La même chose est vraie en ce qui concerne les concepts de naissance
et de mort. La peur naÎt de notre ignorance, de nos concepts concernant
la vie et la mort. Si nous pouvons nous débarrasser de tous ces
concepts en touchant la réalité en soi, alors la non-peur
sera là, le grand soulagement et le grand amour seront chose possible.
Il faut transcender la naissance et la mort, il faut se débarrasser
de ces notions parce qu'elles sont un obstacle à la réalité.
. . Ces notions ne peuvent pas être appliquées au monde non-né,
au monde non-mort.
Le nirvana n'est pas quelque chose que nous devons rechercher parce que
nous sommes déjà le nirvana comme la vague est déjà
l'eau. . La vague n'a pas à rechercher l'eau parce que l'eau est
la substance même de la vague. Il nous faut vivre profondément
puis toucher le nirvana, le monde de la non-naissance, de la non-mort,
le monde de la non-dualité et toute notre peur sera embrassée
par cette connaissance directe de notre vraie nature.
Etre ou ne pas être, là n'est pas vraiment la question...
La vraie question est d'avoir assez de concentration, assez de pleine
conscience pour pouvoir trouver la base de l'être, le nirvana. Et
c'est pourquoi nous devons faire en sorte que la pratique de la méditation,
de la pleine conscience soit la chose de la vie quotidienne. Quand nous
mangeons, quand nous buvons, quand nous marchons, nous pouvons toujours
pratiquer le calme, la concentration, le regard profond et un jour nous
pouvons toucher la réalité ultime de l'être.
la vie est une éternité.
Méditer c'est générer l'énergie de la pleine
conscience pour que la vie soit là comme une éternité
et il faut vivre ces moments dans la vie quotidienne. Il faut s'entraÎner
un petit peu pour que la méditation devienne la vie quotidienne.
On inspire, on expire, on pratique la paix, et on revient chez soi, dans
sa vraie demeure, dans l'ici et le maintenant ; on revient au moment présent
pour toucher la Terre, toucher notre territoire. Si tout le monde pratiquait
cela alors le monde deviendrait un monde de calme et de paix.
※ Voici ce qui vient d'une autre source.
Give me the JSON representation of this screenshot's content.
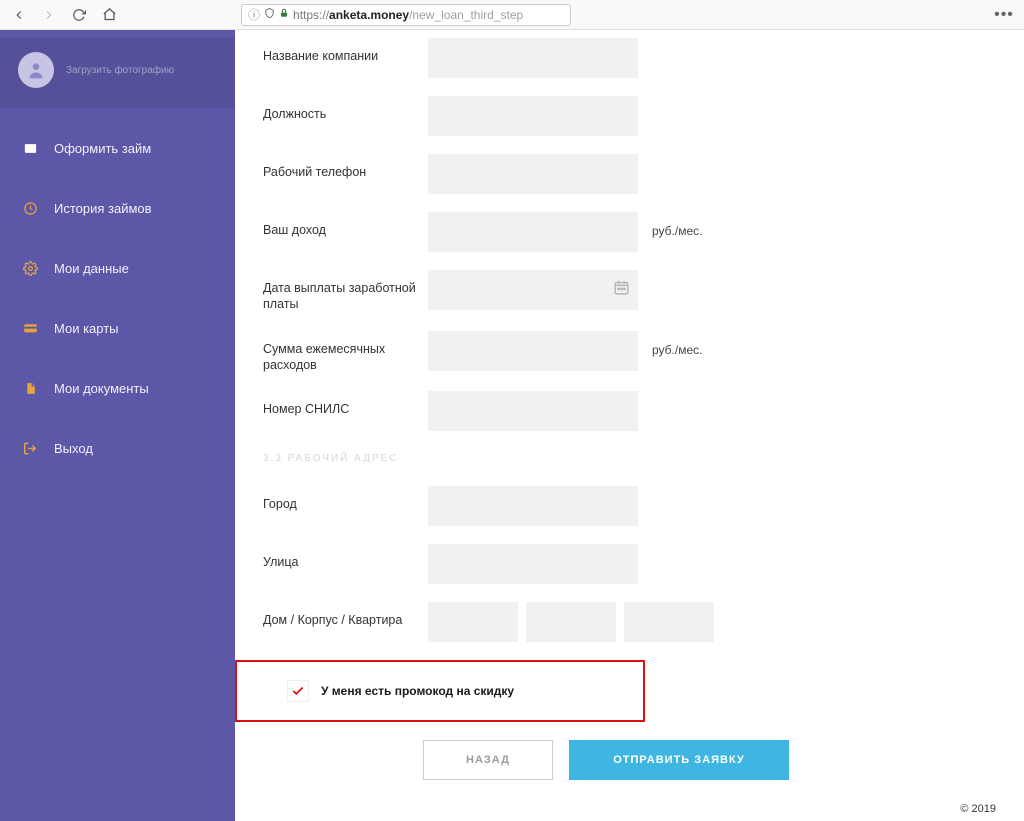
{
  "browser": {
    "url_prefix": "https://",
    "url_host": "anketa.money",
    "url_path": "/new_loan_third_step"
  },
  "profile": {
    "upload_text": "Загрузить фотографию"
  },
  "sidebar": {
    "items": [
      {
        "label": "Оформить займ"
      },
      {
        "label": "История займов"
      },
      {
        "label": "Мои данные"
      },
      {
        "label": "Мои карты"
      },
      {
        "label": "Мои документы"
      },
      {
        "label": "Выход"
      }
    ]
  },
  "form": {
    "company_label": "Название компании",
    "position_label": "Должность",
    "work_phone_label": "Рабочий телефон",
    "income_label": "Ваш доход",
    "income_suffix": "руб./мес.",
    "payday_label": "Дата выплаты заработной платы",
    "expenses_label": "Сумма ежемесячных расходов",
    "expenses_suffix": "руб./мес.",
    "snils_label": "Номер СНИЛС",
    "section_address": "3.3 РАБОЧИЙ АДРЕС",
    "city_label": "Город",
    "street_label": "Улица",
    "house_label": "Дом / Корпус / Квартира"
  },
  "promo": {
    "label": "У меня есть промокод на скидку"
  },
  "buttons": {
    "back": "НАЗАД",
    "submit": "ОТПРАВИТЬ ЗАЯВКУ"
  },
  "footer": {
    "copyright": "© 2019"
  }
}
Nous devons nous entraîner chaque jour à cultiver cette pleine
conscience. Et il faut des amis, des frères et soeurs dans le dharma
pour pouvoir apprendre cela facilement. C'est pourquoi on prend refuge
en la sangha, car pour pouvoir être initié à la pratique,
il nous faut un soutien c'est-à-dire une communauté de pratique.
Dans ma tradition on dit qu'un pratiquant qui quitte sa sangha est comme
un tigre qui a quitté sa montagne pour descendre dans la plaine
; le tigre qui va dans la plaine sera tué par les hommes. . . Si
l'on pratique la méditation sans prendre refuge dans une communauté
de pratique, alors on abandonnera sa pratique au bout de quelques mois.
Je vous souhaite à tous, mes amis, d'avoir un frère ou une
soeur qui pratique sérieusement le dharma, peut-être aussi
un maÎtre spirituel qui possède la solidité de la
joie, de la liberté, de la compréhension profonde. Alors
la pratique sera beaucoup plus agréable.